I left Logan Wednesday morning in lingering cold, right at freezing. I rode north on I-15 to I-84, heading for Boise. I rode across the Idaho line, cold as a witch’s whatchacallit and buffeted by gusty winds. I rode over Sweetser Summit, snow at road level on both sides. When I could almost see Burley, Idaho in the distance, the wind got really fierce. I slowed to about 45 mph—on the interstate—and bobbled along, increasingly afraid. The wind got worse.
Drivers saw me wobbling in my lane and gave me lots of room. I was so cold that I didn’t want to unplug my electric vest wire. As it was, if I fell I would be tethered to my bike by the wire. I saw a sign for a rest area a mile ahead. I hope I make it, I thought. Honestly, I wasn’t sure I would.
I got so scared I stopped on the shoulder, afraid even then that the wind would knock the bike and me over. The wind blew hard all the time but the gusts were brutal. I convinced myself to get going again and reach the rest stop. And I did.
I wobbled in and parked the bike in what I thought was the shelter of one of the buildings. In fact the wind would lift the bike up so the sidestand foot was off the pavement. I moved it later to a more protected spot. The Idaho and U.S. flags above the building flapped crazily and the wind howled. I didn’t want to take my helmet off and earplugs out.
I staggered to a bench and sat down next to a guy in motorcycle gear. I saw his KLR, an earlier model than mine, parked on the sidewalk next to the men’s room. The back of the bike was piled high with gear. I could imagine how that bike would act in the wind.
I learned that my new friend is from Eugene OR. I guess he’s between 40 and 45. He’d ridden to Banff, Alberta, Canada, and down the off-road Continental Divide Trail to somewhere in New Mexico, then back north as far as that rest stop. Only a short time before I got there, just past the rest stop he’d been blown off the pavement and crashed, his bike rolling end over end twice. He said he’d been leaned well over into the force of the wind when he felt his back tire start to skitter. He realized he could no longer control the bike.
(There was a weigh station for trucks in the rest stop. The two officers manning the weigh station had been watching a wind-speed meter on the wall. There’d been several gusts of nearly 90 mph, they said. Mostly it blew in the 30s and 40s, occasionally up to 50 mph.
A motorist saw my friend crash and stopped to help. They got the bike upright and back on the road shoulder. A highway patrol cruiser stopped and led my friend (whose bike ran and was rideable) back up the shoulder to the rest stop.
We sat there on the bench, not talking much, never exchanging names. I couldn’t stop trembling. I believe we were both more or less traumatized—and there was no end in sight. We sat there or walked into the men’s room or walked (carefully—the wind tried to blow you over) to the weigh station to see if the wind gauge might show some lessening in the force of the gusts.

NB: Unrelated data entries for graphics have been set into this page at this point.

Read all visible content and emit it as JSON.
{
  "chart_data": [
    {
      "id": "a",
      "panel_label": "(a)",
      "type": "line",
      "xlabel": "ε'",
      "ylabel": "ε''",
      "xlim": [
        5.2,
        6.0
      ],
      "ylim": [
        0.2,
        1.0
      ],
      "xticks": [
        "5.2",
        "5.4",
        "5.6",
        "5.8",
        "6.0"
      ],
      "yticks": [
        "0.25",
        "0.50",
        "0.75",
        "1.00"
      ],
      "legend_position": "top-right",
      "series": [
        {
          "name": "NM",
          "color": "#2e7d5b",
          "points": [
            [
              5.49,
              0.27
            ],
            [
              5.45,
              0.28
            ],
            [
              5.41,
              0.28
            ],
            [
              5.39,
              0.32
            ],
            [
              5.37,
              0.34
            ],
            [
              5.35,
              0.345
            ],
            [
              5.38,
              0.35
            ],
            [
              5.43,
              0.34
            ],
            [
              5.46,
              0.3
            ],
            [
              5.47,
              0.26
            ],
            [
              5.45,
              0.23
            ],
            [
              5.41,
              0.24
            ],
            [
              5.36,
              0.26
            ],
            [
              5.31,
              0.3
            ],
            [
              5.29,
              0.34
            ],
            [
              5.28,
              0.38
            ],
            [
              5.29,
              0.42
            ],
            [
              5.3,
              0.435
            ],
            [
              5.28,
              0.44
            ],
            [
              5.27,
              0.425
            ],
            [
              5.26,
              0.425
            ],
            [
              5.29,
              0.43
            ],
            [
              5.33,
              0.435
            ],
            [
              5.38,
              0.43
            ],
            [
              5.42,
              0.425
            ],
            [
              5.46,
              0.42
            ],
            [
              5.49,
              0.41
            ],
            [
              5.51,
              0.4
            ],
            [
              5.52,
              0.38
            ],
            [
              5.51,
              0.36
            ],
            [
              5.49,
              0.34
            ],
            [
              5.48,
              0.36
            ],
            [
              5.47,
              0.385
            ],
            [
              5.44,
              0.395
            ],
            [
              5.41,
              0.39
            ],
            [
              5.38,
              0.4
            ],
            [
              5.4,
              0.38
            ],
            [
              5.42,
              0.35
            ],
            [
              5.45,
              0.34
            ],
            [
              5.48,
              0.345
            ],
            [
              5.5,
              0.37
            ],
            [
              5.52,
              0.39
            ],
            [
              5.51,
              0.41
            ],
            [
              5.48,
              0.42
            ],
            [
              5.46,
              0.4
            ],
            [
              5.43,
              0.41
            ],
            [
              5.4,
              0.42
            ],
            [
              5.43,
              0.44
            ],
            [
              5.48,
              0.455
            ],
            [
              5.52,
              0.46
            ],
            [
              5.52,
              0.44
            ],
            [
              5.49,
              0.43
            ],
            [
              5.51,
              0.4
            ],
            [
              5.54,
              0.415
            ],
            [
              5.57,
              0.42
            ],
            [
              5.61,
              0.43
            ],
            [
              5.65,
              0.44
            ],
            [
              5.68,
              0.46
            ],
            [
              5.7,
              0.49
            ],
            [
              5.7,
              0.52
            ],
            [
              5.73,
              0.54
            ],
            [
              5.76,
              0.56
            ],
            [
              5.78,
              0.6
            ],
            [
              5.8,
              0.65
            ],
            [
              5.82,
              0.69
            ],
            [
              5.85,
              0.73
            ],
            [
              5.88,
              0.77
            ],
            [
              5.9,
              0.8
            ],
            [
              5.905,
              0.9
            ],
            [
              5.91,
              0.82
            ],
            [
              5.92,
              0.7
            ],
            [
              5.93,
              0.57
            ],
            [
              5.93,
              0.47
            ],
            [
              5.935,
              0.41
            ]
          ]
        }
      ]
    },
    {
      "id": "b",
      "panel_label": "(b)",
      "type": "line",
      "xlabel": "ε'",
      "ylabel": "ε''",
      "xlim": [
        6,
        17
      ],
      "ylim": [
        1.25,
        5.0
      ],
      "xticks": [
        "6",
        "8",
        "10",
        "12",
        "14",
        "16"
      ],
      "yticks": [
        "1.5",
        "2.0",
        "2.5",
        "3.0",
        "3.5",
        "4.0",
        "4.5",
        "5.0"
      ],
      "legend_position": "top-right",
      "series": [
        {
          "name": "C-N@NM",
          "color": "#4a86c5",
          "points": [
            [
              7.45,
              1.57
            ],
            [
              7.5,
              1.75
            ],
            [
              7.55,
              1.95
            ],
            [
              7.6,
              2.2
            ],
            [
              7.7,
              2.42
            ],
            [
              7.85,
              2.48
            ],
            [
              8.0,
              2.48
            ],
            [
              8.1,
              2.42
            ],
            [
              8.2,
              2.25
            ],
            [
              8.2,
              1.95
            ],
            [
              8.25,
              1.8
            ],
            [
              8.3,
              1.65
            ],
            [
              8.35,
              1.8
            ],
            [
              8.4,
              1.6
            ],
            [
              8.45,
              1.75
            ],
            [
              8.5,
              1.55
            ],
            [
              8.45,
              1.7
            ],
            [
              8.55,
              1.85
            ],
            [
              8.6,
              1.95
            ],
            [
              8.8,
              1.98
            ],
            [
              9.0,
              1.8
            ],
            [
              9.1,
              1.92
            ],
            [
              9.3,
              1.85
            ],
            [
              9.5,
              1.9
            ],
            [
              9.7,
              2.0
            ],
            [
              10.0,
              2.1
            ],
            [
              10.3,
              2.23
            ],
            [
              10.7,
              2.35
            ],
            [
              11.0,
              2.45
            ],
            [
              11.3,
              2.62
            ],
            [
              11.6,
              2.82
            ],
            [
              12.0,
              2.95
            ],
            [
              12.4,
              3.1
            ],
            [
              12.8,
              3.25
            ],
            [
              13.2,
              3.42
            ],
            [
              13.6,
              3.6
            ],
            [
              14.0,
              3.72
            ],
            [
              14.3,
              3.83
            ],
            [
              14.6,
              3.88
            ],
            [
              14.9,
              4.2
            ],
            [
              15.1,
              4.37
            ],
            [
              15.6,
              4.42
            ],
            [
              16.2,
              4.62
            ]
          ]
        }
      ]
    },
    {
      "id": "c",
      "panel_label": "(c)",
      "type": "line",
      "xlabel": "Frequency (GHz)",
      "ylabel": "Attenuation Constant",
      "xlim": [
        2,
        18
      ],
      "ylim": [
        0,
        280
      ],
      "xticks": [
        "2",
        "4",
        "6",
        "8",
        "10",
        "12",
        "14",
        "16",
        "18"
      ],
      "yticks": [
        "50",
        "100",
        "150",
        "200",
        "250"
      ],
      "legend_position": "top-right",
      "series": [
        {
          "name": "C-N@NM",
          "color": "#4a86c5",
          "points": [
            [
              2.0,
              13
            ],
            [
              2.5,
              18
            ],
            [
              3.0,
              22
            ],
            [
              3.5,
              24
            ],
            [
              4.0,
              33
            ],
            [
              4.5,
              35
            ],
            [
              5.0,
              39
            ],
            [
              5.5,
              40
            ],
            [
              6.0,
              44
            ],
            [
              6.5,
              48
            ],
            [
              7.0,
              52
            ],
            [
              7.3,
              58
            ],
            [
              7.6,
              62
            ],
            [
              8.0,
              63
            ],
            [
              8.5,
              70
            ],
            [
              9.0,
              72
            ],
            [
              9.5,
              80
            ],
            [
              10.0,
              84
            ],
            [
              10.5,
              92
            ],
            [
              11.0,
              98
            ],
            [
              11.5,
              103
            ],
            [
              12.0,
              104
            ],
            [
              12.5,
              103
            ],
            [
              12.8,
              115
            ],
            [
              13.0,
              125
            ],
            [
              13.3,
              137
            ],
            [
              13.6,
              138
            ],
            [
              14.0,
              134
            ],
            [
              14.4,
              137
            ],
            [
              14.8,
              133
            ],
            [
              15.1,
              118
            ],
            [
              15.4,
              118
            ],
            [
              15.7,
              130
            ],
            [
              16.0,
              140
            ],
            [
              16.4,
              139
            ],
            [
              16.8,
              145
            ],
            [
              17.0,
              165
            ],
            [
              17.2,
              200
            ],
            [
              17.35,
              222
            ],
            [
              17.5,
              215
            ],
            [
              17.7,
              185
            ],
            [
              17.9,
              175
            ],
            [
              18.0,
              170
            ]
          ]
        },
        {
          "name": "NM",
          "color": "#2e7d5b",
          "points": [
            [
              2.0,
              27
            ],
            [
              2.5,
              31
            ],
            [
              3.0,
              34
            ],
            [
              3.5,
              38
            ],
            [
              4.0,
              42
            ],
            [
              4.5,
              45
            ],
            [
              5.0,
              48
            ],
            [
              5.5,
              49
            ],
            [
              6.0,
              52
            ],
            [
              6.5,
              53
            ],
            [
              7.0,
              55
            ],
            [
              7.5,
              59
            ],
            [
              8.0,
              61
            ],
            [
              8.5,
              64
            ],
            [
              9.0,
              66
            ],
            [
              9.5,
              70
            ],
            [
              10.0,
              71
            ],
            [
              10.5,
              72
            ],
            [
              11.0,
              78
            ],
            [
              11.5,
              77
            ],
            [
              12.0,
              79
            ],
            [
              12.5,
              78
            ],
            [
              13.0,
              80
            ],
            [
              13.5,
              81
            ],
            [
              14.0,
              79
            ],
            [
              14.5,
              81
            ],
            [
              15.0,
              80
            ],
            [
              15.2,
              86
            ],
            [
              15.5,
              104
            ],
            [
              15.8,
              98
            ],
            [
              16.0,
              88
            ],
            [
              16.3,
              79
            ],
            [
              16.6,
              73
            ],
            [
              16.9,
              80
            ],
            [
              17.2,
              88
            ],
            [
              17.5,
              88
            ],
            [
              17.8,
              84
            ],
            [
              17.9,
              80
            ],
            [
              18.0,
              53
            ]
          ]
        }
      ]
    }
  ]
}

No change. An hour later—no change. Hours passed.
My friend thought that as the sun set, the wind would die down. I knew that if I waited until dark, I’d be too scared to ride, plus I’d be starving—no food in the rest area. I figured I could ask one of the several drivers of pickups with camper tops (also stuck there) if I could sleep in the cab of their truck while they slept in the camper. I could imagine a long night, trembling from fear and cold, my stomach growling.
Up the road we could see an exit and an overpass just a mile away. If we rode, we heard, to that exit and crossed the overpass, we could ride a two-lane road to Burley, only 20 miles away. We could register at a motel, take a hot shower and have dinner. We could wait out the wind in safety and comfort. Tomorrow might be nice.
But we were afraid to ride that mile.